While the company takes on many different types of industrial construction projects, Fagen is the largest green energy design-builder in the country, specializing in building ethanol plants and wind farms. The company employs approximately 2500 people, including 300 at its home office in Granite Falls, Minnesota (pop. 2864).
Fagen became an industrial legend during the construction boom days of the United States ethanol industry (late 1990s to mid-2000). During that period, he was building about 80% of all the new ethanol plants in the United States (something over 100). Fagen Construction is still going strong in the energy world including erecting steel towers for wind farms across the north central states. Outside the U.S., Fagen recently completed a 55 million gallon ethanol plant in Hungary.
Granite Falls is 125 miles west of the Twin Cities, and by necessity, Fagen utilizes general aviation aircraft to conduct business on a daily basis, from single-engine Pipers to Citation jets.
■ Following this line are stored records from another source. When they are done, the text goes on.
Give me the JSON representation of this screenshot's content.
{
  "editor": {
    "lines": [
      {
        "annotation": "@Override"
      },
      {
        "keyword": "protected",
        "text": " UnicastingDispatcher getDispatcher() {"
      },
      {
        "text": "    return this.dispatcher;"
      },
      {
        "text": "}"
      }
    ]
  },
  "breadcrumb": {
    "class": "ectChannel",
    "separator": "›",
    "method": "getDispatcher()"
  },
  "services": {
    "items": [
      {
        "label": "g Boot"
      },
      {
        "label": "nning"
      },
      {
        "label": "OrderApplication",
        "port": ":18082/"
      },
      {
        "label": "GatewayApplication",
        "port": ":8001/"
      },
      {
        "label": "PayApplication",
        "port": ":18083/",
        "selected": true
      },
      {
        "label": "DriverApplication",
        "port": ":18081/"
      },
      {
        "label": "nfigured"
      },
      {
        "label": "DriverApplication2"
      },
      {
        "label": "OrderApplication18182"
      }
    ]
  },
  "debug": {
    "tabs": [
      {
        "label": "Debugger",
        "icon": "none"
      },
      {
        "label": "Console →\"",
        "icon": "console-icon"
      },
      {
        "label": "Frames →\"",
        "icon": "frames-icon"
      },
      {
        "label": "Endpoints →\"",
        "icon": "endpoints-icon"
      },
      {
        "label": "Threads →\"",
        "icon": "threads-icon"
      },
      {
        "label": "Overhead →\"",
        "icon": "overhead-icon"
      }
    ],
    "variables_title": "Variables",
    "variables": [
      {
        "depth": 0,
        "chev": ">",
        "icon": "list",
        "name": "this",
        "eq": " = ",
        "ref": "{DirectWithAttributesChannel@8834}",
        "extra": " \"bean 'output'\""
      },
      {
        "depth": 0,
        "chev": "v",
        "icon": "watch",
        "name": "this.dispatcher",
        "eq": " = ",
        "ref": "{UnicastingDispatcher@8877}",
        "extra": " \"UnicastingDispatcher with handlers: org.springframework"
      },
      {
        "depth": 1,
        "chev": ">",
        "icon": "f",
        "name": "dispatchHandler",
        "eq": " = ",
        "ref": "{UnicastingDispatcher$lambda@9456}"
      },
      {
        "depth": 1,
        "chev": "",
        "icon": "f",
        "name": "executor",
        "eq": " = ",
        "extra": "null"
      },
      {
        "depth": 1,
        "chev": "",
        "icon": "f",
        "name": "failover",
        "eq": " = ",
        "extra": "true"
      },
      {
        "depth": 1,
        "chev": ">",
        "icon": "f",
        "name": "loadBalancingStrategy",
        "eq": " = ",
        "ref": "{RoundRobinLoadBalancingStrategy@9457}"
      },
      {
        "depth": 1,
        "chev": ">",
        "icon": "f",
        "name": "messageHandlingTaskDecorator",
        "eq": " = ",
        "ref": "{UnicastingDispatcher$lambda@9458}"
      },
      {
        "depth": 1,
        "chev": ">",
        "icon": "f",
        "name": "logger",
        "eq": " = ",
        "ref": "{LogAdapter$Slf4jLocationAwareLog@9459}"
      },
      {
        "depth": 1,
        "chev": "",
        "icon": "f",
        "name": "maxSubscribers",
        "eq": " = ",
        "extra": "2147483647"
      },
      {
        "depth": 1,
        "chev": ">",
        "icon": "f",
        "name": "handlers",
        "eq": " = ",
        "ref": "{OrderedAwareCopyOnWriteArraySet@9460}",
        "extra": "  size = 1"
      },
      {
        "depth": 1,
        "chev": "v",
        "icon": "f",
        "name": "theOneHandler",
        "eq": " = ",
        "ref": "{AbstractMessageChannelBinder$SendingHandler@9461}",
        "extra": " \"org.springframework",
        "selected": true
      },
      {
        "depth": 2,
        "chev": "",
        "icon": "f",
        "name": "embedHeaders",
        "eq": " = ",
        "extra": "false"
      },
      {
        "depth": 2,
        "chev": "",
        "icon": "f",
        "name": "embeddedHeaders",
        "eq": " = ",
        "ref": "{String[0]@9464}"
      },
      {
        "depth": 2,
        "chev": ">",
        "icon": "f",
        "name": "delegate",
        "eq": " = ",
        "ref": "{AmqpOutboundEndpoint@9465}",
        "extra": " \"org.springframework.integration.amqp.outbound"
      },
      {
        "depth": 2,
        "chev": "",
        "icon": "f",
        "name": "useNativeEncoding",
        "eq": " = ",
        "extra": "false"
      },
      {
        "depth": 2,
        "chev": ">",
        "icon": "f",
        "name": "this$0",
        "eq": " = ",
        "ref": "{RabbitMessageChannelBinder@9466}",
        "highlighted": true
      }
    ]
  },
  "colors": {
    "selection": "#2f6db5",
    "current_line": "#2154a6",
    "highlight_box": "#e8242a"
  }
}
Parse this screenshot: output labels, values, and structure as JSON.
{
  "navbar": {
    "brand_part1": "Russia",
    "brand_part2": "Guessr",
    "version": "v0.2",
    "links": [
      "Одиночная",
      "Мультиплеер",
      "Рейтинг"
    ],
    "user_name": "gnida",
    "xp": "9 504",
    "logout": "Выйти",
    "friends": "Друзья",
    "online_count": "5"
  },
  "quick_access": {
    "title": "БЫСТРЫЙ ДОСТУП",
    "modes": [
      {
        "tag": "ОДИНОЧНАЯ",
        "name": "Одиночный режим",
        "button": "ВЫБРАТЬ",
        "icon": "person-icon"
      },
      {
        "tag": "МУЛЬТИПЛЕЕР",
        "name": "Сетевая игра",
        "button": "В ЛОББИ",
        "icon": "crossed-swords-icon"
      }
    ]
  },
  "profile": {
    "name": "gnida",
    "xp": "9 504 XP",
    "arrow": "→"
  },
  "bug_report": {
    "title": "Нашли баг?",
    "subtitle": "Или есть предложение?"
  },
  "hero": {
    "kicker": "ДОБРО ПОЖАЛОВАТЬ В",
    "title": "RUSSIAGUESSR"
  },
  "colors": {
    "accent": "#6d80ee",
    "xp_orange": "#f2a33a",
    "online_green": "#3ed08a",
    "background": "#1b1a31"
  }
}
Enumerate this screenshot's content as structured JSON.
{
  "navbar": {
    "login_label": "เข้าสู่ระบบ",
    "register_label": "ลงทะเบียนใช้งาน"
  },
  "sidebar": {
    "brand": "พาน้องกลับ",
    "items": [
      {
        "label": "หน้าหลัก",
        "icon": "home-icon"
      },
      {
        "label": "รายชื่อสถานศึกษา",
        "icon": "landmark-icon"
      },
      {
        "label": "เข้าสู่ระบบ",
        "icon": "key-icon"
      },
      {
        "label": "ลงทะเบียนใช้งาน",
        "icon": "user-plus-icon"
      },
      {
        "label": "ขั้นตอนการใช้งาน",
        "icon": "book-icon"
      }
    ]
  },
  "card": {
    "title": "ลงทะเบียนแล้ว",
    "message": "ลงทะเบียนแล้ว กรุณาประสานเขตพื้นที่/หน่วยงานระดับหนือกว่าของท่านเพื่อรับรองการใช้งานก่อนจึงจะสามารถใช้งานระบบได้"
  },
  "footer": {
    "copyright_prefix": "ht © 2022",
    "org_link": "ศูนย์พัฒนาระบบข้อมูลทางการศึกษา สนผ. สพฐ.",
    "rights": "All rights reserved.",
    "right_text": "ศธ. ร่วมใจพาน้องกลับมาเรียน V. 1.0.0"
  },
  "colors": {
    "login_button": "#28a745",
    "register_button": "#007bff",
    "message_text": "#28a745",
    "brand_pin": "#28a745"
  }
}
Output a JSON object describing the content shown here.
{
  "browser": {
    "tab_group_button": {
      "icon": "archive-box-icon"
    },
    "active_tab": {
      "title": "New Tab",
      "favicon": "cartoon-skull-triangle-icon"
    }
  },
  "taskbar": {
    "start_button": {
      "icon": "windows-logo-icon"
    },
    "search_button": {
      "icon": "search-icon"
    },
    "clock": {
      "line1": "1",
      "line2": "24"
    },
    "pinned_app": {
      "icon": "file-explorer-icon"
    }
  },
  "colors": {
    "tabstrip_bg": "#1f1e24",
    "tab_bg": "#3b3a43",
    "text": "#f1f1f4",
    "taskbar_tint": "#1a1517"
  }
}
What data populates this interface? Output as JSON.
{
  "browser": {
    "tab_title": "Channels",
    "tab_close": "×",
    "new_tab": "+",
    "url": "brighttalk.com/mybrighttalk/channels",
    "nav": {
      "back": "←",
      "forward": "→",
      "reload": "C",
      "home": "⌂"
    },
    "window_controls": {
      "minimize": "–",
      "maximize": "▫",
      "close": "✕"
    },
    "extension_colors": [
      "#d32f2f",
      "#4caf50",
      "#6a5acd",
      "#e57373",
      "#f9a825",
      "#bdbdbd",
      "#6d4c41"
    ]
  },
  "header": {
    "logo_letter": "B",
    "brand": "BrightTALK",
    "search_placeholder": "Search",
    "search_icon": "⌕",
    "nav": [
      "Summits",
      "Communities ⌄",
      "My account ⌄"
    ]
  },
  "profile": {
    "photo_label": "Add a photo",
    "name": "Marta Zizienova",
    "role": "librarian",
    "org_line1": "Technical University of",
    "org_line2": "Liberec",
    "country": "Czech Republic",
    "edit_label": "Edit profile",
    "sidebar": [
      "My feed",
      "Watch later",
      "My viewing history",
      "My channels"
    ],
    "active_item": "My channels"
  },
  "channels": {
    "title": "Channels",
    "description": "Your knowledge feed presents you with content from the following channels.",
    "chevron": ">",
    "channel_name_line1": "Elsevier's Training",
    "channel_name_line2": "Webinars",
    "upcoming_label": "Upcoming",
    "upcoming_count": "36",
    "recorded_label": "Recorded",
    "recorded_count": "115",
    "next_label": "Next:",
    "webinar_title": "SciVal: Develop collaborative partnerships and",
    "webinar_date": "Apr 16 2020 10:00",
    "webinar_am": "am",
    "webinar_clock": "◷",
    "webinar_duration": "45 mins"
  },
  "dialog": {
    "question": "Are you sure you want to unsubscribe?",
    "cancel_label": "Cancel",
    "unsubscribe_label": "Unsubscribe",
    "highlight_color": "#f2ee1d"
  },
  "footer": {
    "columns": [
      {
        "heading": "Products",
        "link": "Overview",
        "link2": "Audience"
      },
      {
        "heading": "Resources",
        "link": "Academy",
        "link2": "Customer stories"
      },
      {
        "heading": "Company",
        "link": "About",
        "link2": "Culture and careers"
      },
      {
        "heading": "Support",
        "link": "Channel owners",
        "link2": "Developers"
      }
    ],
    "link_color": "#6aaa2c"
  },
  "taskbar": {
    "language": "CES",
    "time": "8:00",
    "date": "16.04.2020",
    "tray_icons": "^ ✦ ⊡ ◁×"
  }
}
But Fagen’s romance with aviation is in his collection of World War II aircraft and the museum he built to house them.
Built as a tribute to his late father, Raymond, who participated in the June 6, 1944 D-day Utah Beach invasion of Europe, the 18,000 square foot museum measures 90 feet wide, 200 feet long, and 28 feet tall. A three-dimensional scene includes life-sized bronze sculptures of United States Army G.I.s exiting a U.S. landing craft as it hits the beaches of Normandy. Raymond Fagen is depicted as the lead soldier departing the landing craft. A total of 160,000 Allied troops were part of this huge assault. The sand used in the display was transported from Normandy to Granite Falls.
The WWII-era aircraft on display include a P-51 Mustang monogrammed as “Sweet Revenge;” a Lockheed P-38 Lightning “Ruff Stuff;” a P-40 Flying Tiger labeled “Desert Shark;” and a BT-13 trainer. This same hangar also houses General Omar Bradley’s D-Day Willy Jeep, a Harley Davidson WLA Escort Motorcycle, and a D-Day Veteran WC-54 Dodge Ambulance. Upstairs is a library with books, photos, posters, WWII newspaper stories and other literature about World War II. On both the main walls are several interactive touch video screens, plus a huge mural by Nebraska artist, Dave Reiser, depicting the Allied invasion of Normandy.
A smaller gallery hangar features a Waco CG4A combat glider (built in Minnesota) that carried U.S. Army personnel from England. Gliders were often used during nighttime missions to quietly transport troops into enemy territory across the English Channel. This gallery also houses reconstructed Army training aircraft, including a PT-19, PT-22 and PT-26. There is also an anti-aircraft halftrack, a CCKWX troop carrier (better known as a Deuce and a half truck), and a Cushman Model 32 Scooter.
One Minnesota firm that got its foot in the door of the Fagen museum project was Schweiss Bi-Fold Doors of nearby Hector, Minnesota, 42 miles east of Granite Falls. Owner Mike Schweiss, who himself is a pilot, will be the first to recognize the significance of the aircraft housed in the museum, but structurally, he also sees his 18 x 70-foot Schweiss bi-fold door as a museum showpiece.
Weighing 22,000 lbs. with special steel sheeting and inside insulation, the bi-fold door is powered by three 5 hp electric motors. Twenty (20) Schweiss patented Lift Straps do the heavy lifting of the door, which is built to withstand 190 mph winds.
“The first hangar door I ever bought was a Schweiss door, and it will also be the last door I ever buy,” said Fagen. (www.schweissdoors.com)
Two additional hangars, a WWII Quonset depicting a flight operations center and a WWII control tower, make up the total complex of the museum.
Hours and days of operation are 10:00 am to 4:00 pm, Monday thru Saturday. The museum is closed on Sundays and national holidays.